Funding for projects in the voluntary carbon market is being crowded out by compliance schemes.
Half of the carbon credits traded in the brokered voluntary market are being generated from projects seeking compliance credits from the Kyoto protocol's clean development mechanism (CDM), a conference heard this week.
"A lot of pure voluntary carbon credits will not happen because of pre-CDM credits," said Lisa Ashford, who heads up the voluntary carbon arm of Ecosecurities, a developer of cleaner energy projects.
Under the CDM, projects can only earn UN-backed carbon credits once they have been monitored in line with UN rules.
But projects aspiring to the CDM can get voluntary credits for emissions reductions made before getting registered with the UN.
"Around 50 per cent of voluntary carbon credits being traded are pre-CDM credits and they really should be in the compliance market and not in the voluntary market," said Simon Petley, CEO of consultancy Enviromarket.
This is a huge leap from last year, when pre-CDM credits accounted for just 2 per cent of the entire brokered market, according to analysis from Ecosystem Marketplace and New Energy Finance.
Voluntary slowdown
The global economic crisis and weakening prices for voluntary credits have also helped stem the flow of investment to non-compliance projects.
Developers say this is preventing emission cuts in countries, regions or technologies yet to play a major role in the CDM.
The current focus on project types popular in the CDM, such as landfill gas and energy efficiency, may prove less attractive for voluntary buyers.
Such firms are more likely to be attracted to highly-marketable, PR-friendly credits generated from areas like wind and solar power, delegates at Green Power’s Voluntary Carbon Markets conference in London heard.
"Pre-CDM credits are a by-product of the failure of the CDM process," said Sacha Lafeld, a board member with German consultancy First Climate.
Uncertainty over which type of voluntary standard the credits are accredited under is also holding back potential buyers, according to Ecosecurities’ Ashford.
US doubts
The expectation that voluntary credits could eventually be used to comply in a US carbon market has propped up prices over the past year as the economic recession curbed demand.
But as the legislation takes shape, fears are growing that a large share of credits developed in the voluntary market could be ruled out of being used in a US cap-and-trade scheme.
Martin Berg, a carbon trader with Bank of America Merrill Lynch, said many types of voluntary carbon credits - including those traded on the Chicago Climate Exchange (CCX) - would be unlikely to be permitted as compliance offsets.
"It is unclear whether CCX will be in the final bill, which led to a price drop of the CCX instrument,” Berg said, adding that the market is uncertain until clearer details emerge on offset provisions in the Boxer-Kerry Senate bill.
The CCX, which accounts for around 56 per cent of voluntary market transactions, according to New Energy Finance, trades credits sourced mainly from coal mine methane, agriculture, landfill gas, fugitive emissions and forestry, but doubts over their environmental integrity have been raised in the general media.

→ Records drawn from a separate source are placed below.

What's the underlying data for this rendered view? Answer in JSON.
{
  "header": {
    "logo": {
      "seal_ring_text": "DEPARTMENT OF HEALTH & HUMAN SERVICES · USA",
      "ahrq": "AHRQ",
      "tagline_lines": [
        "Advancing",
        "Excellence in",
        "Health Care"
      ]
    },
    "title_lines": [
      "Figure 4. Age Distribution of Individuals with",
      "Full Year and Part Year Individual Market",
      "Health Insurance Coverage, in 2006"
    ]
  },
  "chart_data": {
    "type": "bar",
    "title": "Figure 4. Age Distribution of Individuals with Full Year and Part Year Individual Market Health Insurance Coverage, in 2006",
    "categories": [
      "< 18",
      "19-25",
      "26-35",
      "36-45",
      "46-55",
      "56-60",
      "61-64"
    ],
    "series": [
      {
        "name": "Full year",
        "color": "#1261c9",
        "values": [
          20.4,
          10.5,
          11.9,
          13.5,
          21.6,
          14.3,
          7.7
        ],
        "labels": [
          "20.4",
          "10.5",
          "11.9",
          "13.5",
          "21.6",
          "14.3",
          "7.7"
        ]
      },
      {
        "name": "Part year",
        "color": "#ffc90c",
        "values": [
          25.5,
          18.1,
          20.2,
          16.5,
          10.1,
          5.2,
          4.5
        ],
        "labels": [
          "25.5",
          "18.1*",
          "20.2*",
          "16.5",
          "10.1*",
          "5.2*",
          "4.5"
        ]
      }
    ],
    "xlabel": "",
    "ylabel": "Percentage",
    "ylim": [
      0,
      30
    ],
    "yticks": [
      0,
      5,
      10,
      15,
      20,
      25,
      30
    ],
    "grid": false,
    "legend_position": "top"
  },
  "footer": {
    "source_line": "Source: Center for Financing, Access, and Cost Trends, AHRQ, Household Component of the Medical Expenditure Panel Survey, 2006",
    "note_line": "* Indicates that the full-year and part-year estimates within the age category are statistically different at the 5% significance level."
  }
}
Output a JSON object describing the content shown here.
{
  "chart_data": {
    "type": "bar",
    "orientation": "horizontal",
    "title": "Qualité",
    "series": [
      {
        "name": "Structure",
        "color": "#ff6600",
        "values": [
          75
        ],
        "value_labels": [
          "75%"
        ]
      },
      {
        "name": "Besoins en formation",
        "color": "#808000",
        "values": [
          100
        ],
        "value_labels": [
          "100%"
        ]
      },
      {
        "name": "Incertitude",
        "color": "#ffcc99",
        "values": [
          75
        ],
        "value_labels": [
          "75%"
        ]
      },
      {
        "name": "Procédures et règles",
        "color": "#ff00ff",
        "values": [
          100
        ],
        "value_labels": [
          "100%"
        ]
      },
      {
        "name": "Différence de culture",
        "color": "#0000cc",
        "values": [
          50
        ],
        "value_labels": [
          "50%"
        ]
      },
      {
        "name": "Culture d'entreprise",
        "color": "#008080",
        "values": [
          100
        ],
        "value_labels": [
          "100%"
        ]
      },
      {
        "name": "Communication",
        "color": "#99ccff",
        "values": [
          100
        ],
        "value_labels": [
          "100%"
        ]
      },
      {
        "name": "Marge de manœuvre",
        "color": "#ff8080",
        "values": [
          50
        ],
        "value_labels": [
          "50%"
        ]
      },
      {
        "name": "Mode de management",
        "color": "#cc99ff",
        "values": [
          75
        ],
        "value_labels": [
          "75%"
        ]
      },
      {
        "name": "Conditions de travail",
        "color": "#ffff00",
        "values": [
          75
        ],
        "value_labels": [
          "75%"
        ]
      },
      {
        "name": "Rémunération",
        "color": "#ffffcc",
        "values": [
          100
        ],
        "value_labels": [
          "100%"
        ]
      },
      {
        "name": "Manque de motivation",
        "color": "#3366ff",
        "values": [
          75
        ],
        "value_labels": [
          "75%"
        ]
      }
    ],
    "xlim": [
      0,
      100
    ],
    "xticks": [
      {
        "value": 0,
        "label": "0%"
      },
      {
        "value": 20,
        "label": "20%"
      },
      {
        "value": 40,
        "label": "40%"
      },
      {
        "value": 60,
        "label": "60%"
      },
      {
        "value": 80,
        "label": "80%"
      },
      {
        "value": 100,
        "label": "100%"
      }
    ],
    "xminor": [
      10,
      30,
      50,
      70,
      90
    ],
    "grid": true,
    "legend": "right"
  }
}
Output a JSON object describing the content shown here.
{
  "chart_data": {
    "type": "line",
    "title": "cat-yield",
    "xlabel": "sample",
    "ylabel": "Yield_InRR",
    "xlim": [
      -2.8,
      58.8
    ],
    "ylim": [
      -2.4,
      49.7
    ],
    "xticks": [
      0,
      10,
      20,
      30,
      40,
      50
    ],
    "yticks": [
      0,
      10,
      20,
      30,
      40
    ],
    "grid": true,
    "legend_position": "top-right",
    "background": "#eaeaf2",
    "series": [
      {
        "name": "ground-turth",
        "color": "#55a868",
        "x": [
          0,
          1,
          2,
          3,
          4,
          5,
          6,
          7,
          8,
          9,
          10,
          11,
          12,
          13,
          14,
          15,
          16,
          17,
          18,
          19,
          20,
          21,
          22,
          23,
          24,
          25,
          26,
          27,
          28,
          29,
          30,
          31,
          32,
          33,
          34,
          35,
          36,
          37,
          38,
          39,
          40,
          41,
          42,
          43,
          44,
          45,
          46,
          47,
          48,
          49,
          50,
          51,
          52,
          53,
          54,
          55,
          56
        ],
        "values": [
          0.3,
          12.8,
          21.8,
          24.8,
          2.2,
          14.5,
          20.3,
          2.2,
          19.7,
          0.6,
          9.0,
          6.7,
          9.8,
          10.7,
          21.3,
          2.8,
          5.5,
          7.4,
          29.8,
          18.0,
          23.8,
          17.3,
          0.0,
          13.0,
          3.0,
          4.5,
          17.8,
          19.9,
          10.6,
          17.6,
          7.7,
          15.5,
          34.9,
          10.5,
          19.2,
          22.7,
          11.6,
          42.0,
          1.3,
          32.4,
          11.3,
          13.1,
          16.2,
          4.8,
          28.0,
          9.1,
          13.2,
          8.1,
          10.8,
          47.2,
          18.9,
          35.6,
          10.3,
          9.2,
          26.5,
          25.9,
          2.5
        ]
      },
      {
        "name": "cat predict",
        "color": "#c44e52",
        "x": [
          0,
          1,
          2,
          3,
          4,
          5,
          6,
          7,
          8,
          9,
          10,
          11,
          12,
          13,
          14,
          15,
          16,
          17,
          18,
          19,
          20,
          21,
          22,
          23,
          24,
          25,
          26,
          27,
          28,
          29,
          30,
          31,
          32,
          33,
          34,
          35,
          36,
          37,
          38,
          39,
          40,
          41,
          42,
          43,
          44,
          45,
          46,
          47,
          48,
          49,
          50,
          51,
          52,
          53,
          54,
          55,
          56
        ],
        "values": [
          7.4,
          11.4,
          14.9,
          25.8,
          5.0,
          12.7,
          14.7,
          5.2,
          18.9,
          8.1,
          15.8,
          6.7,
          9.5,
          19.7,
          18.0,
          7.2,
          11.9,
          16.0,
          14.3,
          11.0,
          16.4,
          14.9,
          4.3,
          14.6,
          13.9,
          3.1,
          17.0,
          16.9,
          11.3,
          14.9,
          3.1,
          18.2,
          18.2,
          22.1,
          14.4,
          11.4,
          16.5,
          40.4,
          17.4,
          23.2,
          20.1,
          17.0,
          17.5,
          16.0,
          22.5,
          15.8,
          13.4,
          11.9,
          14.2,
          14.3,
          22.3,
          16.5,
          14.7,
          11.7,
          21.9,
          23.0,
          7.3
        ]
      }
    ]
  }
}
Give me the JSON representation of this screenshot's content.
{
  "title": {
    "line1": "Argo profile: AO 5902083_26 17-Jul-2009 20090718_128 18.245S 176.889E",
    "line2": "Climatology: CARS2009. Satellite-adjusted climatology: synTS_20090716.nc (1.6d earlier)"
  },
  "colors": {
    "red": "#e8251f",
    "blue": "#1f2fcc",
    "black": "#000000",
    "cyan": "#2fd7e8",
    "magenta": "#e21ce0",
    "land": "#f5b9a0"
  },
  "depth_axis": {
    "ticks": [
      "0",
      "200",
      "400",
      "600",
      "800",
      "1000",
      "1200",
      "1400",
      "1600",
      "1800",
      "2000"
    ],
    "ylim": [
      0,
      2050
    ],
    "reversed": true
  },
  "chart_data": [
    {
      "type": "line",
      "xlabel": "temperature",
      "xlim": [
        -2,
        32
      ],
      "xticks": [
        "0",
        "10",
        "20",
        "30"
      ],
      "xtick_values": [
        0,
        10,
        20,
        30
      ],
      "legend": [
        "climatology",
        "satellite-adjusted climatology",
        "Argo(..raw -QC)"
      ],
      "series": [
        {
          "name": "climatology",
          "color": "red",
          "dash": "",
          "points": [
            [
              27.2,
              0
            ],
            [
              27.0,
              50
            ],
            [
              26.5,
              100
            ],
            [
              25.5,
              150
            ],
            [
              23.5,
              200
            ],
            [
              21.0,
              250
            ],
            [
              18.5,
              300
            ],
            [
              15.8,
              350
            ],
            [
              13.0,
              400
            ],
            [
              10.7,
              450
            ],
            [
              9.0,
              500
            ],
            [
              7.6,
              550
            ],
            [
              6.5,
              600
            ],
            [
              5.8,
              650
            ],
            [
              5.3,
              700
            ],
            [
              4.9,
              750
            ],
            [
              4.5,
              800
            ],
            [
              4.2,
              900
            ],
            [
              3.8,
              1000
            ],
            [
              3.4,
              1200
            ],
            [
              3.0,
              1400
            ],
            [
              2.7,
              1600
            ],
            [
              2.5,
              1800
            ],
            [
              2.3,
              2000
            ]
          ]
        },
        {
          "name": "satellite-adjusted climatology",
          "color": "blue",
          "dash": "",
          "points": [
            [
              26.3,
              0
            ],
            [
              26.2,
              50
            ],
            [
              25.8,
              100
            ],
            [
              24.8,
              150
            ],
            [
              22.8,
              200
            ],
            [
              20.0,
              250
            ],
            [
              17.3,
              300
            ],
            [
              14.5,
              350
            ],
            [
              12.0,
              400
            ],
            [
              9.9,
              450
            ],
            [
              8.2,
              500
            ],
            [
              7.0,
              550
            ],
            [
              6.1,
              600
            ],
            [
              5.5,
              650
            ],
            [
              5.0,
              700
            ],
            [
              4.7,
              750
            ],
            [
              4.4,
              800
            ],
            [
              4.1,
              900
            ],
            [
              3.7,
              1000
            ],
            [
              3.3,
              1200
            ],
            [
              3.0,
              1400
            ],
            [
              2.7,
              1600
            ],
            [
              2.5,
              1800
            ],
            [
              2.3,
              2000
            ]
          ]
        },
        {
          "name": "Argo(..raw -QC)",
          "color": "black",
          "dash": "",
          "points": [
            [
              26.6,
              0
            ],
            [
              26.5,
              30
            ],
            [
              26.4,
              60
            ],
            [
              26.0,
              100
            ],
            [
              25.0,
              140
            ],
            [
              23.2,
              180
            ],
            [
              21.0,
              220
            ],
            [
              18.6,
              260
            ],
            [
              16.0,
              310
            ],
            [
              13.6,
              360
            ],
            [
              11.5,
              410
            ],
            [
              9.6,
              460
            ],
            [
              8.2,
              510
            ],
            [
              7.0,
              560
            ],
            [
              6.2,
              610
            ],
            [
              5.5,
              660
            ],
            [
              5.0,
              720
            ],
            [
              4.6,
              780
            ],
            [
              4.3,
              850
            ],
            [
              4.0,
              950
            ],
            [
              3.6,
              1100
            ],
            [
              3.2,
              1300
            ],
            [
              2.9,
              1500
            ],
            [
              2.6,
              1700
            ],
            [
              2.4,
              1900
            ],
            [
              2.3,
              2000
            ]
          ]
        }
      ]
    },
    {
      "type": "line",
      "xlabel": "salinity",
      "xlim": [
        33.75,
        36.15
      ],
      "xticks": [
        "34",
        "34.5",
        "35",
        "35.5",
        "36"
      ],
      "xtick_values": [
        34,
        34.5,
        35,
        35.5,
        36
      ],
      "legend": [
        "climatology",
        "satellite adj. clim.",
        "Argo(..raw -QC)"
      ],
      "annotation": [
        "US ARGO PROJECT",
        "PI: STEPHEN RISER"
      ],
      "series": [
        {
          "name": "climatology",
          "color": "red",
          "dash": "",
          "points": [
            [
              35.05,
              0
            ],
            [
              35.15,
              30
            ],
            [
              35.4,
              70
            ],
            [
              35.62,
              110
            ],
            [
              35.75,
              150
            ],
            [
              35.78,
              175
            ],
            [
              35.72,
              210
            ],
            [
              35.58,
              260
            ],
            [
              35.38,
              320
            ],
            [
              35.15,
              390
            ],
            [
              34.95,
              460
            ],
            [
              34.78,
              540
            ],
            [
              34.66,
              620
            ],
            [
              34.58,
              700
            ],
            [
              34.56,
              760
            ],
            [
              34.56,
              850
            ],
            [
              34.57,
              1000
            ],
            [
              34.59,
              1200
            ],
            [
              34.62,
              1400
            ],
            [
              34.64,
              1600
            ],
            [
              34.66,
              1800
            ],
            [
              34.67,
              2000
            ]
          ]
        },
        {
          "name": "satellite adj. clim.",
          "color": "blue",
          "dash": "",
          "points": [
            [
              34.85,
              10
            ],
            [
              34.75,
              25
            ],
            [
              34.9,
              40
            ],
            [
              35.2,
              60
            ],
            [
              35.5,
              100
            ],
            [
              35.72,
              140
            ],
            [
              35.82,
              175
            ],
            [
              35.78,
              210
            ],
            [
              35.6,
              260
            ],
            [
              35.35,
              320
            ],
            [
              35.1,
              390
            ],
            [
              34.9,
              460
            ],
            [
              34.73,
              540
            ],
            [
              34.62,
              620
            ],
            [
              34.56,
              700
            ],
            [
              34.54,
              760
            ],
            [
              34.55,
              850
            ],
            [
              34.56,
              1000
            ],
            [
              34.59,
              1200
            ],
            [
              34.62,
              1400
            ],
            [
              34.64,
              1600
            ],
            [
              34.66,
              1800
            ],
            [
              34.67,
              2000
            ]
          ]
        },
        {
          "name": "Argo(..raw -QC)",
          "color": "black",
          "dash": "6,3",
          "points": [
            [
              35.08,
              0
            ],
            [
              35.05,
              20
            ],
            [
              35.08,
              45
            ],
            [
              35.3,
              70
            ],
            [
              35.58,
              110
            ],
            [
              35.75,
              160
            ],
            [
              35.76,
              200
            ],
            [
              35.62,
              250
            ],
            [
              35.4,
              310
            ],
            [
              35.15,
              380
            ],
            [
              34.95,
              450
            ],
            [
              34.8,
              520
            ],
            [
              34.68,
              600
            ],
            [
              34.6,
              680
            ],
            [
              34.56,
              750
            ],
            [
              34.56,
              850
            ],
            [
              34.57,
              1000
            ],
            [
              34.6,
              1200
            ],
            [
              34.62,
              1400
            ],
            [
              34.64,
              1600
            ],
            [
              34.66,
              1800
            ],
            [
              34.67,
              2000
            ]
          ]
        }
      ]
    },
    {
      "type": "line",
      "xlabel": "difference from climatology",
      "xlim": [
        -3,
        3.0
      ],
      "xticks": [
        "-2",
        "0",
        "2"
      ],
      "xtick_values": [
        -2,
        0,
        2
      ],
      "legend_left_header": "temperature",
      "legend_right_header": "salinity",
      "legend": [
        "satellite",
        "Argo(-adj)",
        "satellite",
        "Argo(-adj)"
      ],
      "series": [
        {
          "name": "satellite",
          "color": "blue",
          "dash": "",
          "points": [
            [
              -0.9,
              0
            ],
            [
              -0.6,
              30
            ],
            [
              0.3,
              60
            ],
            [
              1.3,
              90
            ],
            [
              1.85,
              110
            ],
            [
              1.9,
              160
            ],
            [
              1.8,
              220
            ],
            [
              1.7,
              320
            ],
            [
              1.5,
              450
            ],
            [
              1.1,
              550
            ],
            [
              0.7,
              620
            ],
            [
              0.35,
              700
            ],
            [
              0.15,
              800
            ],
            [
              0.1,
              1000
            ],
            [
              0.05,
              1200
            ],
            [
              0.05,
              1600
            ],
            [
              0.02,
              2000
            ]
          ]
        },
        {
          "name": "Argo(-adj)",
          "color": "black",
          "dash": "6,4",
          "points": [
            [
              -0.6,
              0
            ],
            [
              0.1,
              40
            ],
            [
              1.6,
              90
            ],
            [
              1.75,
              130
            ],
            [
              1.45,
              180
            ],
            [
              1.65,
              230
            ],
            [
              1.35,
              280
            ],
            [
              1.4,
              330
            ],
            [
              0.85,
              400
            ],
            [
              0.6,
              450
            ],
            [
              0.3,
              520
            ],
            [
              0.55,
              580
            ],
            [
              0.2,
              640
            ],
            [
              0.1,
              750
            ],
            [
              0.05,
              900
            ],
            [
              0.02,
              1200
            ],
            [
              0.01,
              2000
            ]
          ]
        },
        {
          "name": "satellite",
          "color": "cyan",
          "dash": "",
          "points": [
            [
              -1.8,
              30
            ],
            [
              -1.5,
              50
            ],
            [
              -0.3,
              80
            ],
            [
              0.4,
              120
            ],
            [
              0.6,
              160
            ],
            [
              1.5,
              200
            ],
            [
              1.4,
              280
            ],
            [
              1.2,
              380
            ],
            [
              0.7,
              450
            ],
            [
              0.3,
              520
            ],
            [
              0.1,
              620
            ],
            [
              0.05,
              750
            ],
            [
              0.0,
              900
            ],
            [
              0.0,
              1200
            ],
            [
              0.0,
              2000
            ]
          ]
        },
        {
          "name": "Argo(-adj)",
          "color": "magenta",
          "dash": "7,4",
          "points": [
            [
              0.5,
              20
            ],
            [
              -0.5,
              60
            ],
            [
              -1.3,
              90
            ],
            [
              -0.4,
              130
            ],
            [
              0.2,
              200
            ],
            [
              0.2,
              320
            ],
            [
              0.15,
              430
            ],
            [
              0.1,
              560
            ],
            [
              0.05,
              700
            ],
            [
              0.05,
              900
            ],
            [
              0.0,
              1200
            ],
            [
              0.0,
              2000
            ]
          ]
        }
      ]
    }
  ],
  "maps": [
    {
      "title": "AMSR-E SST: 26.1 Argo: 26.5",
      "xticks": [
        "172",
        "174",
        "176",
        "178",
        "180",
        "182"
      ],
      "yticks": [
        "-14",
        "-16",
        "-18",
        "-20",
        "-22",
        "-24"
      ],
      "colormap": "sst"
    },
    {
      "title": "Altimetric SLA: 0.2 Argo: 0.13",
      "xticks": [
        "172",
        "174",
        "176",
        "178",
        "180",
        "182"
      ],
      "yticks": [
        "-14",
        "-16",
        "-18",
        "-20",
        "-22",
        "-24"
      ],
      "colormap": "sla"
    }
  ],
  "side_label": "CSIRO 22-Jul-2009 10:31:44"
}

Meanwhile, the credits certified by the Gold Standard, which are deemed to score highly in terms of environmental credibility, are also unlikely to be included in a future US scheme.
This is because the standard’s predominant project types are renewable energy and energy efficiency, which are excluded from the Senate bill.
The credits approved by the Voluntary Carbon Standard and Climate Action Reserve could stand a better chance of being permitted for use in a US compliance market, Berg said.
However VCS faces a major hurdle in that many credits are generated from pre-CDM, and US legislation is unclear to what extent CDM project types will be allowed, he added.